Важным совпадающим мотивом обоих текстов становится мотив предчувствия трагического события. Позднышев, рассказывая о первом визите Трухачевского, отмечает: «Удивительное дело! Мои отношения к нему в первый день, в первый час моего свидания с ним были такие, какие они могли быть только после того, что случилось» [6, с. 171]. Рассказчик, муж и отец семейства, ясно понимает опасность, которую представляет музыкант, и ясно осознает, что в его силах сделать так, чтобы они больше никогда не виделись, однако расценивает такое поведение как продиктованное страхом. Так унизиться Позднышев не может — он идет навстречу надвигающейся опасности, принимая Трухачевского с подчеркнутой вежливостью: «Я с особенной учтивостью проводил его до передней (как не провожать человека, который приехал с тем, чтобы нарушить спокойствие и погубить счастье целой семьи!)» [6, с. 175].

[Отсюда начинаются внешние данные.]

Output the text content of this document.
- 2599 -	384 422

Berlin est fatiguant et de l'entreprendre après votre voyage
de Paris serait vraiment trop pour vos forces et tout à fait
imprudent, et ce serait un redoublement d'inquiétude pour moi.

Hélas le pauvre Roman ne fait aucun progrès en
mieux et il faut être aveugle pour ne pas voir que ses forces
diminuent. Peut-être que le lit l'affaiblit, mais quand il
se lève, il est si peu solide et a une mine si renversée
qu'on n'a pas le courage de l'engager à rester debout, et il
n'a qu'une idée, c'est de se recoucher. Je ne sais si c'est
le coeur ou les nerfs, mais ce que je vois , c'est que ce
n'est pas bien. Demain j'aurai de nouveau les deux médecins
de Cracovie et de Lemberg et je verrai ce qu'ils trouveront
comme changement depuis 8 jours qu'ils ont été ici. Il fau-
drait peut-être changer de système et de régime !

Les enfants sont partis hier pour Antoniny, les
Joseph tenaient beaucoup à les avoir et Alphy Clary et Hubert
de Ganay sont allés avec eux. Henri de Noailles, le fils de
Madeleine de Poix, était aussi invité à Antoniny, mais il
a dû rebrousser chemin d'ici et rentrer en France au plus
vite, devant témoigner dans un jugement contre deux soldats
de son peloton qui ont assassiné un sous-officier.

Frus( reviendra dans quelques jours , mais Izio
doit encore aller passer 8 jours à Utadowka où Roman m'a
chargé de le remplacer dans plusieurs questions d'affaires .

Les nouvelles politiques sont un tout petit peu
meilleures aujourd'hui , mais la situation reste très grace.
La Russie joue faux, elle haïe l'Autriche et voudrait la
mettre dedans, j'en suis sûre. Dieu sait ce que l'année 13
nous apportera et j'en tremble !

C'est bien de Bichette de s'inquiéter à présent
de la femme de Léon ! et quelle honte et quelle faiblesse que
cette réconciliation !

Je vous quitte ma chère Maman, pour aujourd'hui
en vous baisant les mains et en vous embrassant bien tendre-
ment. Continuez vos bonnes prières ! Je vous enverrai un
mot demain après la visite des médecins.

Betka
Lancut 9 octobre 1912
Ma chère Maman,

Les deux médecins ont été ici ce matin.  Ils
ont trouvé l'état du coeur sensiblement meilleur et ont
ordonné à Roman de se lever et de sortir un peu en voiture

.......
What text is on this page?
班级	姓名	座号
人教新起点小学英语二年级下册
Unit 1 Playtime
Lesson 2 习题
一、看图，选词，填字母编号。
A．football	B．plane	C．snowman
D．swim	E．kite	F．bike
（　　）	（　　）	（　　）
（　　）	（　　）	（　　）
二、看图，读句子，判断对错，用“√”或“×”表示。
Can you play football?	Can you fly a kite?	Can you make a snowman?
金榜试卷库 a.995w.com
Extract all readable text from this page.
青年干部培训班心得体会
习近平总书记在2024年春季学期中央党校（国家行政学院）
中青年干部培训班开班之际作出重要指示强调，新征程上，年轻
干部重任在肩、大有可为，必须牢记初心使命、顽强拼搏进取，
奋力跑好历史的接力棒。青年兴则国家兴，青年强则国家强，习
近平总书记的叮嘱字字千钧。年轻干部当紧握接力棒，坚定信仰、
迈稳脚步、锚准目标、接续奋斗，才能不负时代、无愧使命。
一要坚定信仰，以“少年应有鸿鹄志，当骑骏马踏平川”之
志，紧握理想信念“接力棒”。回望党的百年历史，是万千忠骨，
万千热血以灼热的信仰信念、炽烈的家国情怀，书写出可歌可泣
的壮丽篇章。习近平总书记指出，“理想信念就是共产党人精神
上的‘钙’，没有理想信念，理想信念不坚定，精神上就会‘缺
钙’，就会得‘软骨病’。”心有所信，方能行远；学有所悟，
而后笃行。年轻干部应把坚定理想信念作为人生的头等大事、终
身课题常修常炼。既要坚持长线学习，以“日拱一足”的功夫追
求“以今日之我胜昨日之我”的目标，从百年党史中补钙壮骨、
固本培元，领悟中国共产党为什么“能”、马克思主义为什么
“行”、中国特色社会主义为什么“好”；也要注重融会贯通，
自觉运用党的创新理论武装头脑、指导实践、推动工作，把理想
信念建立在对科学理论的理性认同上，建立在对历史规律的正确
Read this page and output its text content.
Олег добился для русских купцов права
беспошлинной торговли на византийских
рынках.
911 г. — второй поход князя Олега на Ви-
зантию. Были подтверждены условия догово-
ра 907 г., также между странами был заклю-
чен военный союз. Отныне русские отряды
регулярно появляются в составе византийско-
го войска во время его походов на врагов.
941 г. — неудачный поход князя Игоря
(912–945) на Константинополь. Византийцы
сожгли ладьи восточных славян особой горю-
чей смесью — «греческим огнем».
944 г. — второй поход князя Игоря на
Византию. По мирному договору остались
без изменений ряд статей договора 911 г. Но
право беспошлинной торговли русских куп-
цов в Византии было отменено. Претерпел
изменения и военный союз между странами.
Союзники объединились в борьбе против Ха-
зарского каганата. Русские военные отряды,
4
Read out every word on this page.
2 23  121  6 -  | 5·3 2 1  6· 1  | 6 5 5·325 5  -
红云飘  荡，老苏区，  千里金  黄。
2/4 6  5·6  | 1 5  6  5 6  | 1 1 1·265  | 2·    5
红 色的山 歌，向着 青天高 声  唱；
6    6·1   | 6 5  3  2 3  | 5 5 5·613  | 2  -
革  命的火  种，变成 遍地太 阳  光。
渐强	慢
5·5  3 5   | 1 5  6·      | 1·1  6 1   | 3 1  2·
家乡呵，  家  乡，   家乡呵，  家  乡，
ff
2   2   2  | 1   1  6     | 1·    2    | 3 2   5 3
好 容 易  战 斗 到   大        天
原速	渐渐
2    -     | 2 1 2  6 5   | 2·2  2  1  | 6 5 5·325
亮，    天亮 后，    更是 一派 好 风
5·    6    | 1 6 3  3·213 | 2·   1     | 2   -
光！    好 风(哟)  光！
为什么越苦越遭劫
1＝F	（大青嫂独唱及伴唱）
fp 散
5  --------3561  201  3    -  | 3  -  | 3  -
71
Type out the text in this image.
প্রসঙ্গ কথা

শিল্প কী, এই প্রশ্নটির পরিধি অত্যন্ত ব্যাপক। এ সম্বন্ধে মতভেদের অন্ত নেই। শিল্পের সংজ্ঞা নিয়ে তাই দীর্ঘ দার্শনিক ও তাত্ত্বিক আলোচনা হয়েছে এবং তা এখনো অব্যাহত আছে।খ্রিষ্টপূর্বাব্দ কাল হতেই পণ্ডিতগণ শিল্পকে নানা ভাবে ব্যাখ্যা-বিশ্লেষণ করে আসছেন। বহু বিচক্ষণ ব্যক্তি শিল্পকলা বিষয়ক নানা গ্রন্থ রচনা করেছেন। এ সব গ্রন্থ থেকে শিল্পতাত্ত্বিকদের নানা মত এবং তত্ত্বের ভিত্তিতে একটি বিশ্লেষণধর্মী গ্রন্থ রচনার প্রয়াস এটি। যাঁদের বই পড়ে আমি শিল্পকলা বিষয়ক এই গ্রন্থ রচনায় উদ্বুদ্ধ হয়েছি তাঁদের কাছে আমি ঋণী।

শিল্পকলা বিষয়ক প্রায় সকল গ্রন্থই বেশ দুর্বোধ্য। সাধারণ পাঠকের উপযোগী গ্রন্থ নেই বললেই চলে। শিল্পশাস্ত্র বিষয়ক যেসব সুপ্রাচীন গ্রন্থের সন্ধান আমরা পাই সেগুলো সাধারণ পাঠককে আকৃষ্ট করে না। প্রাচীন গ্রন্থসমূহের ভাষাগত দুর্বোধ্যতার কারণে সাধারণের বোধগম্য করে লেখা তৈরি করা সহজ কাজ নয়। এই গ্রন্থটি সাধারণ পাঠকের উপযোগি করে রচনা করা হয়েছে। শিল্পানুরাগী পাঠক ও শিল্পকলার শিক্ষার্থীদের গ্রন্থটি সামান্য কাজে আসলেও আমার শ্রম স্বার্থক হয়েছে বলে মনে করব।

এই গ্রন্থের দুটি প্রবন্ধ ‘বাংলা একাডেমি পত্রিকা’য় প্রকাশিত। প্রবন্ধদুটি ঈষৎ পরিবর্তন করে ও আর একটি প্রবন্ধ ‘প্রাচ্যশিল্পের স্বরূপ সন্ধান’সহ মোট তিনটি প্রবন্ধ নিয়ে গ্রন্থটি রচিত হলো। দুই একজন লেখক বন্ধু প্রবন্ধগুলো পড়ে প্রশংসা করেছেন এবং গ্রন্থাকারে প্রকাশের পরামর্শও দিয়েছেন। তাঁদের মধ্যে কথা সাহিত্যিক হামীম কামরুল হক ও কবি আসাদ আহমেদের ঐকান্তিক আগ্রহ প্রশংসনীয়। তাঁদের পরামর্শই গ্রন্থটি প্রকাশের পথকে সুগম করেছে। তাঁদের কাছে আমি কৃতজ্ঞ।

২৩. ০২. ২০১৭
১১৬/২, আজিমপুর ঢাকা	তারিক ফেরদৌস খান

Почти в самом начале АШ мы встречаем фрагмент, в котором рассказчик рассуждает о предчувствиях и о людях, обладающих этой особой «душевной чувствительностью, которая… у некоторых людей… предшествует событиям и заставляет их почти бессознательно… определять значительность того или иного факта, случившегося с ними» [3, с. 11] (в ВМ этот фрагмент подвергается минимальному редактированию, но сдвигается с начала в середину текста).

Именно здесь впервые в тексте Газданова появляется мотив насильственного убийства, которого с помощью своего дара избегает один из знакомых рассказчика в АШ. Сам рассказчик с немалым сожалением утверждает, что таким даром не обладает. Однако далее мы видим его «прозрение», своего рода обретение дара: «Я не мог представить себе, какой внешний вид примут дальнейшие события и что именно произойдет, но неизбежность важного и трагического события была несомненна, хотя никаких разумных оснований для этого я не мог бы привести» [3, с. 46]. Интуиция героя выходит за пределы рационального и неумолимо ведет его к истине.

Число параллелей между двумя текстами можно умножить.

Попробуем резюмировать. Думается, можно говорить о скрытой полемике Г. Газданова с Л. Толстым. Толстовская концепция максимально физиологична: никакой любви нет и быть не может, есть лишь ловушка чувственности, удачный результат действия матерей и портних, с одной стороны, и избытка пищи при праздной жизни — с другой. При этом женская власть «сдается», проигрывая власти музыки — и музыканта. Газданов же, исследуя любовь, связывает ее возникновение с воздействием особого рода, с харизмой, тайной. Однако и у Газданова, и у Толстого власть женщины уступает власти музыки — будь то музыка классическая или музыка человеческого голоса. Таинственный дар любви уступает по силе своего воздействия дару музыкальному.

СПИСОК ЛИТЕРАТУРЫ

1. Боярский В. А. «Великие музыканты» у Л. Толстого и Г. Газданова. Статья I: «Люцерн» и «Алексей Шувалов» / «Великий музыкант» // Toronto Slavic Quarterly. 2019. № 68. С. 1–19. URL: http://sites.utoronto.ca/tsq/68/Boyarskiy68.pdf

2. Газданов Г. Собр. соч.: в 3 т. М.: Согласие, 1996. Т. 3.

3. Газданов Г. Алексей Шувалов // Дарьял. 2003. № 3.

4. Новейший большой толковый словарь русского языка. СПб.: Норинт, Рипол классик, 2008.

5. Опульская Л. Д. Лев Николаевич Толстой. Материалы к биографии с 1886 по 1892 год. М.: Наука, 1979.

6. Толстой Л. Н. Собр. соч.: в 22 т. Т. 12. М.: Художественная литература, 1982.